Mattarella and the constitutional law lesson
President Mattarella took charge of a constitutional clarification of no small importance: “The President of the Republic does not sign the laws, he signs the promulgation, which is a very different thing… When he promulgates a law, he does not make it his own, he does not he shares, he simply does his duty.” Every now and then a little review on what is written in article 87 of the Constitution but even in all 139 articles (plus the 18 transitional provisions), it does not harm our civic health. Furthermore, the Head of State also offers a comparison with the previous constitutional charter of our country, i.e. the Albertine Statute of 1848: “Fortunately I am a President – he underlines – and I am not a sovereign”.
So let's go and read the Fundamental Law of the Kingdom of Italy and see that article 3 states: “The legislative power will be collectively exercised by the King and two Chambers: the Senate and that of Deputies”. And in article 5 he adds: “Executive power belongs to the King alone. He is the Supreme Head of the State”. In short, at the time of the Kingdom, all powers were concentrated in the figure of the Head of State (the sovereign), legislative, executive and also judicial, considering that all the magistrates were appointed by his royal person.
We say “wanting to pull him by the jacket” when every now and then some parliamentarian or journalist or some social network know-it-all incites the President not to sign some law that passes across his desk. And he, Mattarella, wanted to clarify: “I may not like it, but my duty is to promulgate it”, unless, we add, I see some element of unconstitutionality; because the President, Head of State, is the Guarantor of the Constitution.
Like when, with sometimes threatening tones, they invite the President to dissolve the Chambers at every change of government. So, let's dot the i's: in one government crisis the Head of State always has the duty to ascertain whether there is a majority in Parliament. He does not have the power to decide on the dissolution of the Chambers and call new elections if he has not first verified this small detail. Often someone forgets this and invokes the polls out of turn, perhaps on the basis of favorable polls and the convenience of the moment. Here, the President of the Republic cannot rely on polls or the convenience of the moment. If he acted like this he would do violence to the Constitution and to our system of parliamentary republic. He has a duty to look at the numbers in Parliament.

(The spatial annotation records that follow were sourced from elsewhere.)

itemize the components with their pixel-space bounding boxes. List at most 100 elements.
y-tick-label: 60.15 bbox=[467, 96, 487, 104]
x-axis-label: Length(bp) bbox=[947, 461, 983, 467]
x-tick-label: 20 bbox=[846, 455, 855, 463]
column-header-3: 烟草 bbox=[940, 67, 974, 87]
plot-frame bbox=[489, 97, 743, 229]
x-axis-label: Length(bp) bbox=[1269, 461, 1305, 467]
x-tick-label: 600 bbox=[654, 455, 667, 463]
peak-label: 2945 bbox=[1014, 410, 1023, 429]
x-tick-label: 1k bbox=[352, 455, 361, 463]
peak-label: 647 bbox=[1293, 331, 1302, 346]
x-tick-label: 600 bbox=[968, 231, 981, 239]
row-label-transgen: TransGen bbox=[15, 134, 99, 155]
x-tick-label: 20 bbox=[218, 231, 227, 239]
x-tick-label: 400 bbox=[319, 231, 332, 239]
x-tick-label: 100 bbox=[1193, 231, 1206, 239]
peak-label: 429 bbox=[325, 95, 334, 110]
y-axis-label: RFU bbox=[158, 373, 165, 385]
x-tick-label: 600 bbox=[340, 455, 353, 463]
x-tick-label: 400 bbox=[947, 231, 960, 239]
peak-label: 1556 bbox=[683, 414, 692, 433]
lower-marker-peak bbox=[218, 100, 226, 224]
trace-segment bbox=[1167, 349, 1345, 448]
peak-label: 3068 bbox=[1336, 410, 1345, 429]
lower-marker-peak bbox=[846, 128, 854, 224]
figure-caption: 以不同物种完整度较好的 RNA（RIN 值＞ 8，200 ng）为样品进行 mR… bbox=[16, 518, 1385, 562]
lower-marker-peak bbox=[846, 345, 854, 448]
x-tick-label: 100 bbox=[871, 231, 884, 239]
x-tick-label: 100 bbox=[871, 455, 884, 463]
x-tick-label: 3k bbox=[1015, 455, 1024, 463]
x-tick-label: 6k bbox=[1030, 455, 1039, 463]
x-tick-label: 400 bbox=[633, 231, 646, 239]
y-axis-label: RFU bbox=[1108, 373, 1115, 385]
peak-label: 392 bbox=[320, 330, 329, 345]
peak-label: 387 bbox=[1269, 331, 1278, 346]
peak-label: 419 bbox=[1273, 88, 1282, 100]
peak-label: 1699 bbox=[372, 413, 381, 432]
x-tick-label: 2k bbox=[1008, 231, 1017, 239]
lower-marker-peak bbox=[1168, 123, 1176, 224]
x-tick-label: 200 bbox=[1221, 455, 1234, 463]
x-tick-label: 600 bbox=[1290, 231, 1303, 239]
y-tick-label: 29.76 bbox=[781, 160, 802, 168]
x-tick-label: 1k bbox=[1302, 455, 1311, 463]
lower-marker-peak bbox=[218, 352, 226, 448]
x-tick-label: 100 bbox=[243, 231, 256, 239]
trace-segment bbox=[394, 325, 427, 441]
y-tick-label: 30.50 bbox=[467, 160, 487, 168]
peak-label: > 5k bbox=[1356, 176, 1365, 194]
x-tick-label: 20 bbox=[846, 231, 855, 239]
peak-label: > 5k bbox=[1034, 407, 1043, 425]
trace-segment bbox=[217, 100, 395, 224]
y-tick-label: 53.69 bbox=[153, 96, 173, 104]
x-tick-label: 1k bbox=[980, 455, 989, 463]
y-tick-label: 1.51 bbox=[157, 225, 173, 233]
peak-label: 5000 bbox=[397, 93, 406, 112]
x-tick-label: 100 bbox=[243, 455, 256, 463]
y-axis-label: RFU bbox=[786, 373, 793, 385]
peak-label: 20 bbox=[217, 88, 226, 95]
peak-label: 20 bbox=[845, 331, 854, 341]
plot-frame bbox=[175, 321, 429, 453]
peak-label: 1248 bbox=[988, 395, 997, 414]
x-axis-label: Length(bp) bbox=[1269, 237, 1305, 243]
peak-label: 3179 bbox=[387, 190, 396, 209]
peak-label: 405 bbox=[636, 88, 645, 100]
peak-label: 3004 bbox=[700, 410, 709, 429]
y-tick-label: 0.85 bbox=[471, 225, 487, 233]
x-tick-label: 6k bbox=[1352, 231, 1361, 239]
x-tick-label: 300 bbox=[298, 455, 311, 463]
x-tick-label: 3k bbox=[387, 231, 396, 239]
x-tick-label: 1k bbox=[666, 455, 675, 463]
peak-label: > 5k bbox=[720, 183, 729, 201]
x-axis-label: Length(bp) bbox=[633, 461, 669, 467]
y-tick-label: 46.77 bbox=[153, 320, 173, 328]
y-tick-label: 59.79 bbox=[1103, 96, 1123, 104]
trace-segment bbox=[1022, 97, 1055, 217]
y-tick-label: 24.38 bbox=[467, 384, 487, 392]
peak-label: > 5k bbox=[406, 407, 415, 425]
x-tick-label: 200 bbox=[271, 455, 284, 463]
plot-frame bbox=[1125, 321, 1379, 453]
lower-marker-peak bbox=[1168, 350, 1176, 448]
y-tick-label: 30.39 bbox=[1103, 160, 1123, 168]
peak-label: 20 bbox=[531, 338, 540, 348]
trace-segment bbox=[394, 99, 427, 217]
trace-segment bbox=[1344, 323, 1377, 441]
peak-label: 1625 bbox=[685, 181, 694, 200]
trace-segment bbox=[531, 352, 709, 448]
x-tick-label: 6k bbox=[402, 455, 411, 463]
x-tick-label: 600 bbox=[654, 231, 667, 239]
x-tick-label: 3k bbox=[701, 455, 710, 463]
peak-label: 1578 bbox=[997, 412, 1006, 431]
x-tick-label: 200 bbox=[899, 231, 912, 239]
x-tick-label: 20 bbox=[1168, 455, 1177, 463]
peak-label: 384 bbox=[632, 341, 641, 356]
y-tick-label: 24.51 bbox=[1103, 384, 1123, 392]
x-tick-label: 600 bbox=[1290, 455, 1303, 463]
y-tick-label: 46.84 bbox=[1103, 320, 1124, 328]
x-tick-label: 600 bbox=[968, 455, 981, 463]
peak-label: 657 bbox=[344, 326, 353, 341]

How wonderful, every time we delve into these topics, to discover that the constituent gentlemen of 1946/47 built a system of counterweights between the powers of the State of an extraordinary power! And how sad it is to note that sometimes our elected representatives to Parliament do not bring with them the necessary baggage of democratic and constitutional culture, even though they set themselves up as champions of democracy and the Constitution.
And so, a proposal, not entirely far-fetched: that civic education training courses be organized with elements of constitutional law (a few elements are enough, for goodness sake, without trying too hard), aimed at parliamentariansto the highest representatives of the State apparatus, again and properly also in schools (also extended to parents).
I'll throw it out there, just for reflection!
*formerly responsible for the State Ceremonial Office and for the Honors of the Presidency of the Council of Ministers which saw seven prime ministers parade at Palazzo Chigi, from Silvio Berlusconi to Mario Draghi, passing through Mario Monti, Enrico Letta, Matteo Renzi, Paolo Gentiloni, Giuseppe Conte.